The requirement of using in-situ measurements for deep sea investigations arises from the necessity to obtain real-time information in the deep sea environment. Raman spectroscopy, which is a powerful tool to obtain in-situ "fingerprint" spectra from substances, is established as an attractive analytical method for deep ocean investigations due to the fact that water is a weak Raman scatterer. Furthermore, Raman spectroscopy is non-destructive and non-invasive as well as it needs no special sample preparation. Measurements in the deep ocean are of great economical interest since many important targets can be located and identified (e.g. minerals, gas hydrates).
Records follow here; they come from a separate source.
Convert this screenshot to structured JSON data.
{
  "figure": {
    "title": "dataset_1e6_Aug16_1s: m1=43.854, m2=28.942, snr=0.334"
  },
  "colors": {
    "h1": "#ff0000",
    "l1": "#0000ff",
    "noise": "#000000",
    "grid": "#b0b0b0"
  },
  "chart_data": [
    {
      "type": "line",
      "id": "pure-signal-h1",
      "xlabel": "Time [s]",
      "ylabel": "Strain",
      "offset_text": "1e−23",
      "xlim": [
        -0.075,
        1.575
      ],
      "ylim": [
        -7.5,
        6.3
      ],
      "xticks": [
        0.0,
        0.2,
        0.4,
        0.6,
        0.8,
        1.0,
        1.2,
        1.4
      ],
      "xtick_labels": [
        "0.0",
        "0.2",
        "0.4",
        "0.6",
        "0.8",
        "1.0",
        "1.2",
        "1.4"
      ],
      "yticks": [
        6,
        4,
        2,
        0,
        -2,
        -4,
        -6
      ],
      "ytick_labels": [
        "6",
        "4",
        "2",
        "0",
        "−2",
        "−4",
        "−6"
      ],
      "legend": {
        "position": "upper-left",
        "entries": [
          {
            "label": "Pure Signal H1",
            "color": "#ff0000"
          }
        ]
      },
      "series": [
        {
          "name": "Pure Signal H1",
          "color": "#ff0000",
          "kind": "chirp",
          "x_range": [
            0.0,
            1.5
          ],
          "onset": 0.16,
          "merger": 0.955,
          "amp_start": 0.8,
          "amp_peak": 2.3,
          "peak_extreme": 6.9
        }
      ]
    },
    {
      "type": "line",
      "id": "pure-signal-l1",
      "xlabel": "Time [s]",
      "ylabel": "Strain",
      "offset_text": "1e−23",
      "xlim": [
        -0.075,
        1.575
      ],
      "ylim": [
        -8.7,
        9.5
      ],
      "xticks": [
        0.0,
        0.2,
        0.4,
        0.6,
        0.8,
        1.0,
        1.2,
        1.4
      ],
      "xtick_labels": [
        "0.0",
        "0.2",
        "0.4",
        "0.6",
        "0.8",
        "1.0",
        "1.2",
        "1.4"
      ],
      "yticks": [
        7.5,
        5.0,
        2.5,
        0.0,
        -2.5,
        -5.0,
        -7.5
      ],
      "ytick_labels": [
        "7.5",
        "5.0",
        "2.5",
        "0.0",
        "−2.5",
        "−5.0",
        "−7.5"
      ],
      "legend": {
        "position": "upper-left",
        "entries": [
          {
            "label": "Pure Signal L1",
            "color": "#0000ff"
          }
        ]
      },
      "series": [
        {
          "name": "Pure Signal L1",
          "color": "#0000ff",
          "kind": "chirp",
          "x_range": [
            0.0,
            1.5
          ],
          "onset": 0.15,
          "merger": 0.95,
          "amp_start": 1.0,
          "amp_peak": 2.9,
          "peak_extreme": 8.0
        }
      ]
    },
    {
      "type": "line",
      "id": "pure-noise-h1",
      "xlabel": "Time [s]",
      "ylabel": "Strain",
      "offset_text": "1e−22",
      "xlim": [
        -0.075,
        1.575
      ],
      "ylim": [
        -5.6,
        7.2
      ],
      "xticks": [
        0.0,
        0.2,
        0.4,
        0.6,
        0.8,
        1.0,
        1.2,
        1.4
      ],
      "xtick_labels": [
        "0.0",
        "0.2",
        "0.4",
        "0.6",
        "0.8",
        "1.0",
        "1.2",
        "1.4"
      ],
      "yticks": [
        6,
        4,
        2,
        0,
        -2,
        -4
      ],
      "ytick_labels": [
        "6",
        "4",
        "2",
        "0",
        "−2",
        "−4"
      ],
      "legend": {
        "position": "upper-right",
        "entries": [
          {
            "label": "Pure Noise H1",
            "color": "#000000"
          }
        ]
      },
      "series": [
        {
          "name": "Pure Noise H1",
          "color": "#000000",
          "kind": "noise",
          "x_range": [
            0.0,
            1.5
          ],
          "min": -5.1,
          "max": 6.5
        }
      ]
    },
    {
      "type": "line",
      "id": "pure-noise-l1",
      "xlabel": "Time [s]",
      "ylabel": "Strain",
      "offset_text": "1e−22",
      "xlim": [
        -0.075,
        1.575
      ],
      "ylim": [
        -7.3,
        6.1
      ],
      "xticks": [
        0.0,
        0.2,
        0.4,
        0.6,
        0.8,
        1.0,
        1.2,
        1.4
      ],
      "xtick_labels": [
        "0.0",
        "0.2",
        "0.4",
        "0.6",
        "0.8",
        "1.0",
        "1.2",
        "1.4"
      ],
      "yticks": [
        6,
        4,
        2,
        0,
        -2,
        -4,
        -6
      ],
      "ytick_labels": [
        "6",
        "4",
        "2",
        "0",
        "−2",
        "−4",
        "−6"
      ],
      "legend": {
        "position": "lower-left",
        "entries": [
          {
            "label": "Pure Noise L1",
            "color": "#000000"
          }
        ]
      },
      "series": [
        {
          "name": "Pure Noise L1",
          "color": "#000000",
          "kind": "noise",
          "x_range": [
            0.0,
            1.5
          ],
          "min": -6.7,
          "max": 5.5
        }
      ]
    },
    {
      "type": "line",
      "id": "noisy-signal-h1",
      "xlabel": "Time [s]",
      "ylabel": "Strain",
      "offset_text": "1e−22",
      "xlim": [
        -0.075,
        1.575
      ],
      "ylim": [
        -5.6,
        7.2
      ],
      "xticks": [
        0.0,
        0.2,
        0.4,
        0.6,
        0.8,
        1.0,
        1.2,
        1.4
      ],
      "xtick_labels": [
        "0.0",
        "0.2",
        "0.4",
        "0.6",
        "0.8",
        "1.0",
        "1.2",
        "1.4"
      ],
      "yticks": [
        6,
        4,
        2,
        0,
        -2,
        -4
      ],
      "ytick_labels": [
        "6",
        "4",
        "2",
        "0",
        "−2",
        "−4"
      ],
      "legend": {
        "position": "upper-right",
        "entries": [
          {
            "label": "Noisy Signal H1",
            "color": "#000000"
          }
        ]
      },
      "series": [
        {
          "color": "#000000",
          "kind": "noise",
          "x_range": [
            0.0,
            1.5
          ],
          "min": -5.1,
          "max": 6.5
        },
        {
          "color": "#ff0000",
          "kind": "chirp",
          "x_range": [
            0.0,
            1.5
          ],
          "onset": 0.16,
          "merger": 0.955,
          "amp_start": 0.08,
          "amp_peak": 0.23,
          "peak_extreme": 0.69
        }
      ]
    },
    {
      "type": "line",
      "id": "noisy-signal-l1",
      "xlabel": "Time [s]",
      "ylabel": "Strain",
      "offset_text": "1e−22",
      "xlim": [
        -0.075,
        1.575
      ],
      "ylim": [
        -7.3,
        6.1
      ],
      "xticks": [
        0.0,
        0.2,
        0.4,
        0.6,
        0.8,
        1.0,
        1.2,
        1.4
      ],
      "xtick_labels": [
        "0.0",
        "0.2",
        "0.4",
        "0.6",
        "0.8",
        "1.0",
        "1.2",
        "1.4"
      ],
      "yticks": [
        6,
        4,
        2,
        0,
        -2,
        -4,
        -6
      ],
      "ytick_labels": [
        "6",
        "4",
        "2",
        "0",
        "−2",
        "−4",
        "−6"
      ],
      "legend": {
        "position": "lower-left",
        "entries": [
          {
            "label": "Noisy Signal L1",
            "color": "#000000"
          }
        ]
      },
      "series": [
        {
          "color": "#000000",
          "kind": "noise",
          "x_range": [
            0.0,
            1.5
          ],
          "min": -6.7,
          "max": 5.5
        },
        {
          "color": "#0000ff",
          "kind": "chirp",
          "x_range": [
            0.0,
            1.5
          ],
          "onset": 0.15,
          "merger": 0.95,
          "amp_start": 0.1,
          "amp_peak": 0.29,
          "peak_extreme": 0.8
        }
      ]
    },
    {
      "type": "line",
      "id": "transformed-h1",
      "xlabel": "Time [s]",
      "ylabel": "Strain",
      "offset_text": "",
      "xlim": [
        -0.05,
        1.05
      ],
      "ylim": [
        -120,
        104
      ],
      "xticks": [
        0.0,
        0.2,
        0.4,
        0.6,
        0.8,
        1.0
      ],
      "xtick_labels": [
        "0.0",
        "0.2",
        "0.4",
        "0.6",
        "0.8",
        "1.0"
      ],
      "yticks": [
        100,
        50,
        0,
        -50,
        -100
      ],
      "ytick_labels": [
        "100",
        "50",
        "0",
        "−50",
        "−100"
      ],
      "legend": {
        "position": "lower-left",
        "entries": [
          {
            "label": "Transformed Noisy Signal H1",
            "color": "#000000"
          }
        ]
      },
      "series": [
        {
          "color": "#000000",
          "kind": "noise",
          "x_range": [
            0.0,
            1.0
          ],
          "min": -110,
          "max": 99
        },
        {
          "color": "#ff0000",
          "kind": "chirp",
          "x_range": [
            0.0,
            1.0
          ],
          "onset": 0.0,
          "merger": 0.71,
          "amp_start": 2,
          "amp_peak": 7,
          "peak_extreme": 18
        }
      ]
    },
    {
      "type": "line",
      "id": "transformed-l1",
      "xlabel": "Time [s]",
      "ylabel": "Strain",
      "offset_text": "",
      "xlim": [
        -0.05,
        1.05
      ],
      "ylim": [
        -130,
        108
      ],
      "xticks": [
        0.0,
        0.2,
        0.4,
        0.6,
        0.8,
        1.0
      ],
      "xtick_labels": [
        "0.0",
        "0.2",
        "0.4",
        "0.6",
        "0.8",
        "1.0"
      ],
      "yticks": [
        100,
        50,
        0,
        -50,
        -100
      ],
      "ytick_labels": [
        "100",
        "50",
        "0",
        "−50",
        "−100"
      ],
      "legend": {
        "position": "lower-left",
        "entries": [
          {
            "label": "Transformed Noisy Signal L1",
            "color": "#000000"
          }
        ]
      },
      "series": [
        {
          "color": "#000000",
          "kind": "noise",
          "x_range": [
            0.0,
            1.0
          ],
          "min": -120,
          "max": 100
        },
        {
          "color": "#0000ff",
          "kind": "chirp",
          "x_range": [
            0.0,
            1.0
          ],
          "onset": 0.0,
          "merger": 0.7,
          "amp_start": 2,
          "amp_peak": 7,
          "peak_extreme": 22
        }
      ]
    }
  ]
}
In order to perform in-situ Raman measurements, a sea going Raman instrument for deep sea investigation has been developed (Brewer, Malby, Pasteris, White, Peltzer, Wopenka, Freemann and Brown, 2004) and successfully tested to identify gas hydrates (Hester, Dunk, White, Brewer, Peltzer and Sloan, 2007) as well as at hydrothermal vents and cold seep systems (White, Dunk, Peltzer, Freeman and Brewer, 2006). Additionally, hydrothermal and cold seep minerals were investigated with a laboratory Raman set-up by White (2009).